I was imprisoned in some sort of bag. My hands and feet were bound. But where was I? How had I gotten here?
Disjointed memories. The morgue. The empty county road. Ruby's troubled face. Primrose Hobbs.
Boyd!
Oh, dear God. Not Boyd! Had I killed the dog, too?
I rolled my head and felt a lump the size of a plum. Another wave of nausea.
More synapses.
The attack. The faceless form.
Simon Midkiff? Frank Battle? Could my captor be the moron magistrate?
I twisted my wrists, trying to loosen the tape. More nausea.
Clamping my teeth, I rolled onto my side. If I did vomit, I didn't want to aspirate the contents.
The movement made my stomach heave. I filled my lungs and the contractions receded.
I lay rigid, listening. I had no idea how long I'd been unconscious, or how I'd arrived at my present location. Was I still in the woods at High Ridge House? Had I been taken elsewhere? Was my attacker just feet away?
My heart rate slowed by a nanosecond, and cogent thought began to creep back.
It was then the thing crawled across my cheek. I heard dry insect sounds, felt movement in my hair, then the tickle of antennae on my skin.
A scream formed in my throat. I rolled back and forth, batting at my face, my hair. Blinding pain seared my brain, and my innards jammed up against the back of my throat.
I tugged at my jacket, tried to pull it up over my head. It wouldn't go.
My heart hammered the order against my ribs.
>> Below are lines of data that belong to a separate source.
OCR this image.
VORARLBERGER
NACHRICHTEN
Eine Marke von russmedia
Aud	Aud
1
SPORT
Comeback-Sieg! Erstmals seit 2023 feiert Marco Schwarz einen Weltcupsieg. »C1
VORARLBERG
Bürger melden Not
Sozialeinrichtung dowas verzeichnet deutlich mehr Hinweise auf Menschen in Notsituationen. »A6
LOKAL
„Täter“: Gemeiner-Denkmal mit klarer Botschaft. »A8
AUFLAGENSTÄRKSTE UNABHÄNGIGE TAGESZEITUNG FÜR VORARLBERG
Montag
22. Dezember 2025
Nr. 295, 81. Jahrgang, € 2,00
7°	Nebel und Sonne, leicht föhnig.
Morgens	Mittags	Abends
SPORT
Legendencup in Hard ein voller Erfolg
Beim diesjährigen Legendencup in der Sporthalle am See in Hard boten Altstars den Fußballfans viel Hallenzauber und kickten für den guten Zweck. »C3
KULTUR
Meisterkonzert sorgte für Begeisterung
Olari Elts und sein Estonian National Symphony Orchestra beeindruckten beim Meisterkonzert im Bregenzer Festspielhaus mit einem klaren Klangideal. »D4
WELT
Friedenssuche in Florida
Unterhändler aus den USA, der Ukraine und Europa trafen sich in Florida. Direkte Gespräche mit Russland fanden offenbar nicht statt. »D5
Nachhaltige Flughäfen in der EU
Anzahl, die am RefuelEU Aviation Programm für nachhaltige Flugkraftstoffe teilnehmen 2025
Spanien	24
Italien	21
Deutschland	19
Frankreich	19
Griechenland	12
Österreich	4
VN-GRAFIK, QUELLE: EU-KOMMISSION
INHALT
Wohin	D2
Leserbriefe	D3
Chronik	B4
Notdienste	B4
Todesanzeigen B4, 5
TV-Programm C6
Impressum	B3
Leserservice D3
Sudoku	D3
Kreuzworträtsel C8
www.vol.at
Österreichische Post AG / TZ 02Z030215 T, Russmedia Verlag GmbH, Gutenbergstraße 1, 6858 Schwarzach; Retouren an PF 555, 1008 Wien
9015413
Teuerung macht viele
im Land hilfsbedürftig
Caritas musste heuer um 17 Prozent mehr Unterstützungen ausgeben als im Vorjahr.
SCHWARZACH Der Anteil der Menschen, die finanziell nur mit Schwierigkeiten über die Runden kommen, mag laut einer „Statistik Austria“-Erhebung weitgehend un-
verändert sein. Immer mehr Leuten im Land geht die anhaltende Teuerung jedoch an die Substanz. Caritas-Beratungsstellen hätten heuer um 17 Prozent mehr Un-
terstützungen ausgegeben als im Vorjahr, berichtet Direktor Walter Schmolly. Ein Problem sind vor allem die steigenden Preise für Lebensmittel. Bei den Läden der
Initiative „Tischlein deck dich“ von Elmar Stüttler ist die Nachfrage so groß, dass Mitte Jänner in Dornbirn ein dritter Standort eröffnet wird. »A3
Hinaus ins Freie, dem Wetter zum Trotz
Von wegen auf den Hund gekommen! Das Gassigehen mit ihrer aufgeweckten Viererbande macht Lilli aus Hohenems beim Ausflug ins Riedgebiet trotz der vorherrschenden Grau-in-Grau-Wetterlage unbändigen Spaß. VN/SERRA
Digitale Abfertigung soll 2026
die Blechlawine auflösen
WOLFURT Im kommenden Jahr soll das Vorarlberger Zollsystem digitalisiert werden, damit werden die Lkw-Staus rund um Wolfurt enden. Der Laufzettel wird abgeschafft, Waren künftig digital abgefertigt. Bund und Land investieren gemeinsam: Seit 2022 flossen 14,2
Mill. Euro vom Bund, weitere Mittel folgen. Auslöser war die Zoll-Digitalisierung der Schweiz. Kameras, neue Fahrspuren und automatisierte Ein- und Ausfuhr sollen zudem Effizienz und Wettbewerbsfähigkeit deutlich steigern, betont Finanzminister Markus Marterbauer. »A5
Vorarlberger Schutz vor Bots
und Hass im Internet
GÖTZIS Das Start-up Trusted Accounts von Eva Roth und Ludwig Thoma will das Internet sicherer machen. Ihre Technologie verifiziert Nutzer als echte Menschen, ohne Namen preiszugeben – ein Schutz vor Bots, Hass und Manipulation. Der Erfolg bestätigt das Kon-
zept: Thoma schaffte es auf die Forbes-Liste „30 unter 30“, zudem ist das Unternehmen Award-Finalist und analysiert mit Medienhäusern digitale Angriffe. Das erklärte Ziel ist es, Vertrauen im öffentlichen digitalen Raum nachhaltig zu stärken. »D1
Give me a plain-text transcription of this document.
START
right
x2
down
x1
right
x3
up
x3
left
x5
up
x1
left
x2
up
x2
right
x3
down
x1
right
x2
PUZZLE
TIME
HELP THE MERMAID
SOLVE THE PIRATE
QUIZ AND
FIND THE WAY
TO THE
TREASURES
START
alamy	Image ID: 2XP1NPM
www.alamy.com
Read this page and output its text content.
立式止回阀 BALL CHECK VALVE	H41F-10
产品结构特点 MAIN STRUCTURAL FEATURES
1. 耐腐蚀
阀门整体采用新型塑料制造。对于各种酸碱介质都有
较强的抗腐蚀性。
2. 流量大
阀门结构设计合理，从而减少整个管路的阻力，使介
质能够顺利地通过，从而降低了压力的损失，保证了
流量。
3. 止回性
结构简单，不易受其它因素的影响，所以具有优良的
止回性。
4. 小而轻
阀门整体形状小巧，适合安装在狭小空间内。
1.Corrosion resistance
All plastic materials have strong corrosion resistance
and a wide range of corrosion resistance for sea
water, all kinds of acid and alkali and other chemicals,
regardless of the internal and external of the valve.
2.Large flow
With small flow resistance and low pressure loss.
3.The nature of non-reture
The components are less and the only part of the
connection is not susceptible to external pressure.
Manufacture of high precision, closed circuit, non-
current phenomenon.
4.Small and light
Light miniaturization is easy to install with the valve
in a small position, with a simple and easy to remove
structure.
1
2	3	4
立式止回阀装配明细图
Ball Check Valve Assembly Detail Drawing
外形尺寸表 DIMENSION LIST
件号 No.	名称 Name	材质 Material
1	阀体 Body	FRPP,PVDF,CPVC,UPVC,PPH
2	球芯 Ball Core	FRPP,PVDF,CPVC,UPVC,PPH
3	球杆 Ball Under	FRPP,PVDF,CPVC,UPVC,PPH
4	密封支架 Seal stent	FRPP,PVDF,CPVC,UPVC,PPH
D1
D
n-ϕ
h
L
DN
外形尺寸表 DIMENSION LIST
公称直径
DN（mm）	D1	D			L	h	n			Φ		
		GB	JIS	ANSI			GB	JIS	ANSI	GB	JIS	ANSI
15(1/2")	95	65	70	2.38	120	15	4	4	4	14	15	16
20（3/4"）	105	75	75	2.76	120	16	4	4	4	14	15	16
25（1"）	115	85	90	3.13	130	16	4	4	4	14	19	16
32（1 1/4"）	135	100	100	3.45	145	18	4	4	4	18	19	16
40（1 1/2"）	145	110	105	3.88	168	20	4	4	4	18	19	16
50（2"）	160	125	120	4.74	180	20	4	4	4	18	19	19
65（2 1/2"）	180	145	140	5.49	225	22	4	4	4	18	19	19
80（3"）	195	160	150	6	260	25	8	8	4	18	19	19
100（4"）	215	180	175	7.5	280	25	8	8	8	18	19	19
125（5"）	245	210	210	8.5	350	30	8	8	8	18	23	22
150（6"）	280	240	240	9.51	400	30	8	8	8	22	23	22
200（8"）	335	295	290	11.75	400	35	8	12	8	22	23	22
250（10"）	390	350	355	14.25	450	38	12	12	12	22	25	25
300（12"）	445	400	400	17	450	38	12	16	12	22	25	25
Slowly, I calmed, and reason returned.
Get out.
Run.
But not into another trap.
Think.
Listen.
Bare branches hissing in the wind. A chirp. Leaves skittering across the ground.
Forest sounds.
I peeled back a layer of sound.
Water swirling around rocks.
River sounds.
Another layer.
Far away and barely there, a loonlike wail followed by a strange giggle.
Gooseflesh spread across my arms and up my throat.
I knew where I was.
I STRAINED, BARELY BREATHING. HAD I REALLY HEARD WHAT I thought I had? Minutes crept by. Doubt crept in. Then it sounded again, faint and surreal.
An undulating moan, a high-pitched laugh.
The electric skeleton!
I was not far from the Riverbank Inn. Where Primrose had stayed. Where she had never been seen again.
I pictured Primrose's bloated face, saw the gouges left by underwater feeders.
I lay bound, gagged, and blindfolded in a sack beside the Tuckasegee River!